When you leave, don't click "back" on the suspicious page — close the tab. If you already submitted something before realizing, see our guide on what to do if you clicked a phishing link for step-by-step recovery.

Turn on your browser's safety settings

Modern browsers maintain lists of known phishing and malware sites and can warn you before a page loads. They won't catch every brand-new scam on day one, but they stop a large share of repeat attacks — and they're free.

Treat a browser warning as final — don't override it because the page "looks fine." If you need to reach a site that was flagged, navigate there independently (type the address yourself) and contact the company through official channels if you're still blocked.

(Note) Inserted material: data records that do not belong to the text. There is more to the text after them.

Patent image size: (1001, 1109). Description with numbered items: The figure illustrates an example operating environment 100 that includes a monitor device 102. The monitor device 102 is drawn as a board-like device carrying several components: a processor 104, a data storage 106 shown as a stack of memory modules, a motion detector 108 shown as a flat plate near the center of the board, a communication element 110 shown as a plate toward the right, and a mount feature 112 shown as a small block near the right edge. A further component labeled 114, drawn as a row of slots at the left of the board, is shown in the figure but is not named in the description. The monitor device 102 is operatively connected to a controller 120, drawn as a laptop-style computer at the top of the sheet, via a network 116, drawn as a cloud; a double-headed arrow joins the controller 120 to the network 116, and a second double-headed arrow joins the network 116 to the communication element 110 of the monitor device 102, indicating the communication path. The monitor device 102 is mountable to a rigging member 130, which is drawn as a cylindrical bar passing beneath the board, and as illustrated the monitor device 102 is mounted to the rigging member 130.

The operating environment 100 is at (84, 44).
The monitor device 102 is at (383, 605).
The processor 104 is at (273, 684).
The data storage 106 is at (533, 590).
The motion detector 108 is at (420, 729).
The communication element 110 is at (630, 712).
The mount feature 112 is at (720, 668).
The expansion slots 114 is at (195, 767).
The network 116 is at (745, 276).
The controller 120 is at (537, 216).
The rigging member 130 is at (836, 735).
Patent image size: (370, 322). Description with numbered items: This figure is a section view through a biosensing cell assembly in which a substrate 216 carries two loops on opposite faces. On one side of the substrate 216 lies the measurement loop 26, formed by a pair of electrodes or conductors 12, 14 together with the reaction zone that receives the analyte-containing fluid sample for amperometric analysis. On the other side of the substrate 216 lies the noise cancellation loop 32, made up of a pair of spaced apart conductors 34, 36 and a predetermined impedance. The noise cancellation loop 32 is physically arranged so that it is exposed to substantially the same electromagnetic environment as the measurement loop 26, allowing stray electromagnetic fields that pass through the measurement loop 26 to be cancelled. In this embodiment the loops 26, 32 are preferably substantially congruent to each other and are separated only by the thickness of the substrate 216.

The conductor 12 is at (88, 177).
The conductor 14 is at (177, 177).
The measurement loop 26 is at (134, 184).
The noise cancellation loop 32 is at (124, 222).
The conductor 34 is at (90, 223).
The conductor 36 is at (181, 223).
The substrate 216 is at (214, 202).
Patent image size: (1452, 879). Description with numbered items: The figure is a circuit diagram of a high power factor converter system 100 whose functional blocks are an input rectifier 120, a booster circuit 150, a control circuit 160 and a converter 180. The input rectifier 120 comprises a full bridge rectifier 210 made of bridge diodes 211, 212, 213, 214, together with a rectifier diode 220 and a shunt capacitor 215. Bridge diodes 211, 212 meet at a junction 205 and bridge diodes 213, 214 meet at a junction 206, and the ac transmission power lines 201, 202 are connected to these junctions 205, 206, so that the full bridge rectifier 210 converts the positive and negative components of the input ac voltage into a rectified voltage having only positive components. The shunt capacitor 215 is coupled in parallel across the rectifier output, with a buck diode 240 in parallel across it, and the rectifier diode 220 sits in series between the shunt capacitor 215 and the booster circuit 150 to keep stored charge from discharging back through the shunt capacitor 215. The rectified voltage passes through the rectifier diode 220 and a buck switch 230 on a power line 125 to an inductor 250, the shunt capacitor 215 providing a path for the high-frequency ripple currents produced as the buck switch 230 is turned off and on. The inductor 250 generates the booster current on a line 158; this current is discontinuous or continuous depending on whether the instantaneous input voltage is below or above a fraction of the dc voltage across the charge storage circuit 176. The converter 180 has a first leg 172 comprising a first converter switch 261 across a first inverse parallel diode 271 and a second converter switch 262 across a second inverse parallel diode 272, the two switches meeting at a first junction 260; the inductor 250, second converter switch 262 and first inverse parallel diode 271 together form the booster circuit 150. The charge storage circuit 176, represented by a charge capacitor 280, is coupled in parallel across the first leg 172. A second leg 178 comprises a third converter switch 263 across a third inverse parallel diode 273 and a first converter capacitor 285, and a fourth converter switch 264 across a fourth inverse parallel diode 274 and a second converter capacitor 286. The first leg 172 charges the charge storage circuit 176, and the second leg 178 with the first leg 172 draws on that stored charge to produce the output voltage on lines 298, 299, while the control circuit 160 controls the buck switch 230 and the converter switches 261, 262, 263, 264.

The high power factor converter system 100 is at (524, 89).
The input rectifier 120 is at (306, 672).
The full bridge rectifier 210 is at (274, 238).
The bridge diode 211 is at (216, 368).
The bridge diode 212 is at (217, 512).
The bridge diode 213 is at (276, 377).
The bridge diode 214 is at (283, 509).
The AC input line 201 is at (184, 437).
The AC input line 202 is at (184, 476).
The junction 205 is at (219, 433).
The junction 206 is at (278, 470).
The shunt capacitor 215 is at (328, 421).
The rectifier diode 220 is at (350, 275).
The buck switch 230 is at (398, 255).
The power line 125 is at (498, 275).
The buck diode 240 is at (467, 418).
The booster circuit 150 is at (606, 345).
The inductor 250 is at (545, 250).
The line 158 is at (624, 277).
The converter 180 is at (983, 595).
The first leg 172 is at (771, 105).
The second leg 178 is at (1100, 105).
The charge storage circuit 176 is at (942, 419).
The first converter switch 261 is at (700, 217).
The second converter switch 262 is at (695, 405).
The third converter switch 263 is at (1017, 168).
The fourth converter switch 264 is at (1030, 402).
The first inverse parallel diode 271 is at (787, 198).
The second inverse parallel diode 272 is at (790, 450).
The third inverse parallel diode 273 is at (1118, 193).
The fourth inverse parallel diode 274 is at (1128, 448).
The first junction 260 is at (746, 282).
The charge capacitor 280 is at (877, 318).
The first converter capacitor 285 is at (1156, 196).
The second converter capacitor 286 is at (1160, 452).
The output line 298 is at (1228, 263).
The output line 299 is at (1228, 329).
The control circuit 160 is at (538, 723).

If you already entered information on a fake site

Don't panic, but don't wait. If you typed a password, change it immediately from a device you trust — starting with that account and every other account that reused the same password. Turn on multi-factor authentication if you haven't already. If you entered payment details, call your bank or card issuer and ask them to watch for fraud or issue a new card.

For a full recovery sequence — disconnecting, scanning, reporting, and monitoring — follow our step-by-step guide: What to Do If You Clicked a Phishing Link. The same steps apply when you realize a site was fake, even if you didn't technically "click a link."

Frequently asked questions

Can a fake website have HTTPS and a padlock?

Yes. HTTPS only encrypts the connection between your browser and the server — it does not prove the site owner is legitimate. Scammers obtain certificates routinely. Always verify the domain name itself, not just the padlock icon.

What is the fastest way to check if a website is real?

Close the tab and open the site yourself by typing the official address or using a bookmark you already trust. Compare the URL character by character. If you arrived via email or text, never use the link that was provided.

What should I do if I already entered my password on a fake site?

Change that password immediately from a device you trust, starting with the account you entered and any account that reuses the same password. Enable multi-factor authentication, then work through a full recovery checklist — see our phishing recovery guide for the complete sequence.

Do browsers block fake websites automatically?

Chrome and Firefox can warn you about known phishing and malware sites when Safe Browsing or phishing protection is enabled — but they cannot catch every new scam on day one. Treat browser warnings as a stop sign, not as proof a site is safe when no warning appears.

Why do fake websites look so convincing?

Attackers copy real logos, layouts, and login pages almost pixel-for-pixel. They also use urgent language — account suspended, payment failed, limited-time deal — to push you past the checks you would normally run. The design is meant to feel familiar; the domain and the link path are where they slip up.

The bottom line

Learning how to spot a fake website comes down to a short habit: read the real URL, question how you arrived, and refuse to rush. Run the checklist before you enter anything sensitive, follow the decision flow when you're unsure, and keep your browser's phishing protection turned on. Scammers count on you moving too fast to notice the details — slowing down is the countermove.